Jujur, rasanya baru kemarin sore aku menjadi siswa seperti mereka. Duduk di bangku dan menatap papan tulis serta menyimak penjelasan guru pembimbing. Kupikir, sikap kekanak-kanakan yang melekat pada diriku masih belum juga sempat kubuang jauh-jauh. Bahkan, cara bicaraku pun seakan masih belum menunjukkan bahwa aku adalah calon guru yang akan dijadikan panutan para peserta didik. Tapi sadar atau tidak, hari ini aku justru berdiri di depan kelas sebagai seorang guru. Ya, sebagai guru yang mengemban tanggung jawab untuk membimbing, membina dan memotivasi peserta didiknya agar menjadi generasi yang lebih baik. Oh, aku benar-benar tak percaya akan kejadian hari ini.

Rupanya menjadi seorang guru itu tidaklah mudah. Harus benar-benar memiliki kesabaran yang kuat dalam menghadapi peserta didik yang dibimbing. Buktinya saja aku, baru hari pertama masuk ruangan saja, seisi kelas riuh tak terkendalikan. Bayangkan saja, para peserta didik itu tak henti-hentinya mengolokku dengan gaya bahasa remaja mereka.

"Kak, kakak itu berasal dari Jepang yang tiba-tiba nyasar ke Madura ya?"

"Duh kak, suara kakak nggak jelas banget. Kakak bicaranya pakai bahasa Jepang ya?"

"Kak, karena saya tidak ingat nomor induk, maka di kolom nomor induk ini diganti nomor hape ya kak. Atau nomor rumah dan sepatu. Kakak pilih yang mana?"

Begitulah kata-kata yang dilontarkan sebagian siswa padaku dan teman-temanku. Bahkan ketika aku menyodorkan lembar hadir siswa yang harus ditandatangani, seorang gadis bertubuh subur berkata,

"Kak, kalau mau minta tanda tangan jangan begini dong caranya. Langsung aja bilang sama saya. Pasti saya kasih kok. Hehehe..." katanya sambil nyengir kuda seakan tak memiliki dosa.

Huuuftt...
Aku mencoba sabar menerima celoteh-celoteh mereka. Pikirku, wajar kalau mereka memiliki sikap seperti itu. Kelas yang kubimbing adalah kelas Ilmu Pengetahuan Sosial (IPS). Jelas saja mereka clometan. Lain halnya saat aku memasuki kelas Ilmu Pengetahuan Alam (IPA), suasana riuh seakan tak pernah ada. Mereka diam dan tertib sebagaimana para siswa yang berpendidikan. Jadi aku menarik kesimpulan bahwa seorang guru harus lebih sabar lagi untuk menghadapi peserta didik yang beraneka ragam sifat. Karena dengan kesabaran dan kasih sayang yang tulus itulah, insyaallah ilmu yang disampaikan terealisasikan sesuai harapan.

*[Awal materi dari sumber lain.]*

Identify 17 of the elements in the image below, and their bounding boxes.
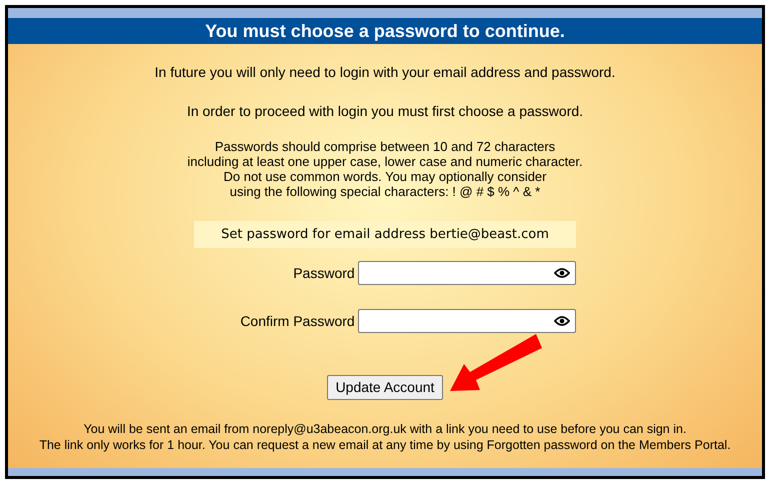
- rules-text: Do not use common words. You may optionally consider: [223, 169, 546, 184]
- rules-text: Passwords should comprise between 10 and 72 characters: [214, 139, 556, 154]
- rules-text: using the following special characters: ! @ # $ % ^ & *: [230, 184, 540, 199]
- footer-text: The link only works for 1 hour. You can request a new email at any time by using Forgotten password on the Members Portal.: [39, 437, 731, 453]
- intro-text: In order to proceed with login you must first choose a password.: [186, 102, 584, 121]
- footer-text: You will be sent an email from noreply@u3abeacon.org.uk with a link you need to use before you can sign in.: [84, 421, 686, 437]
- password-field[interactable]: [358, 309, 576, 333]
- eye-icon[interactable]: [554, 267, 570, 279]
- email-notice: Set password for email address bertie@beast.com: [194, 221, 576, 248]
- update-account-button[interactable]: Update Account: [326, 375, 444, 400]
- rules-text: including at least one upper case, lower case and numeric character.: [187, 154, 583, 169]
- eye-icon[interactable]: [554, 315, 570, 327]
- field-label: Confirm Password: [240, 312, 355, 330]
- password-field[interactable]: [358, 261, 576, 285]
- header-title: You must choose a password to continue.: [205, 20, 565, 43]
- intro-text: In future you will only need to login with your email address and password.: [154, 63, 616, 82]
- field-label: Password: [293, 264, 355, 282]
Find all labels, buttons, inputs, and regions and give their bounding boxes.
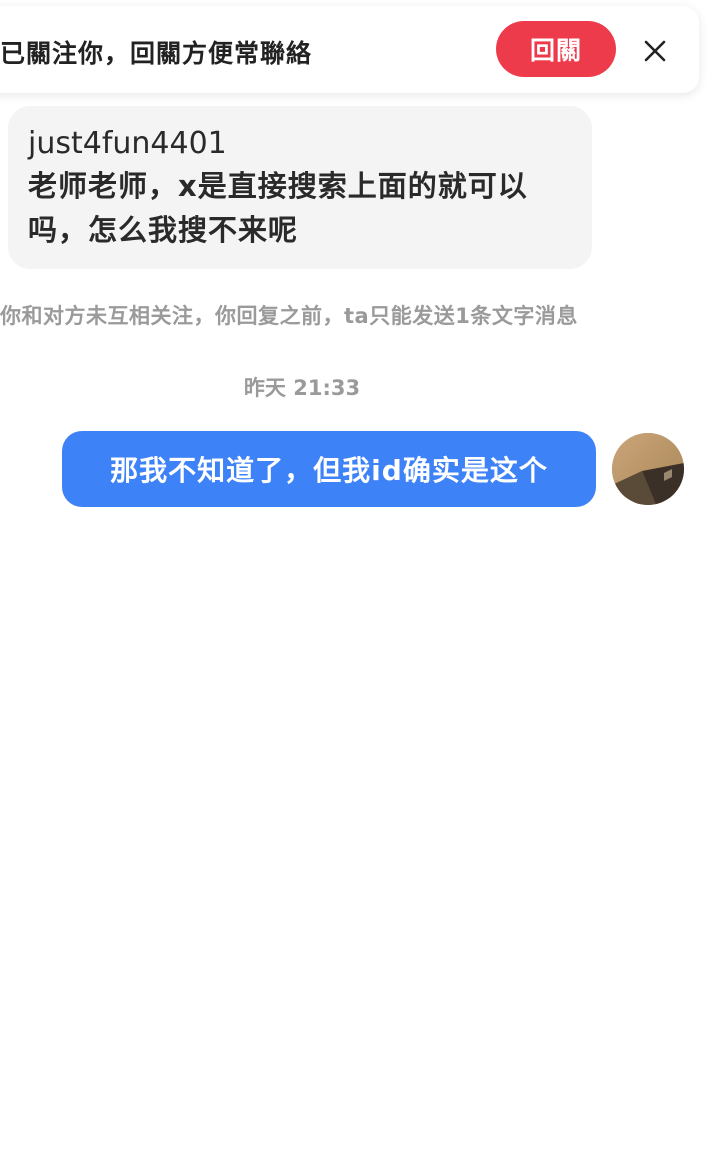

Meski sedikit kesal, aku harus tetap sabar. Jangan sampai amarahku meluap akibat lisan peserta didik yang clometan. Toh, aku hanya melaksanakan tugas dari kampus saja. Bukan guru tetap mereka. Jadi, aku harus tetap melatih kesabaran buat dijadikan bekal kalau aku benar-benar menjadi guru kelak.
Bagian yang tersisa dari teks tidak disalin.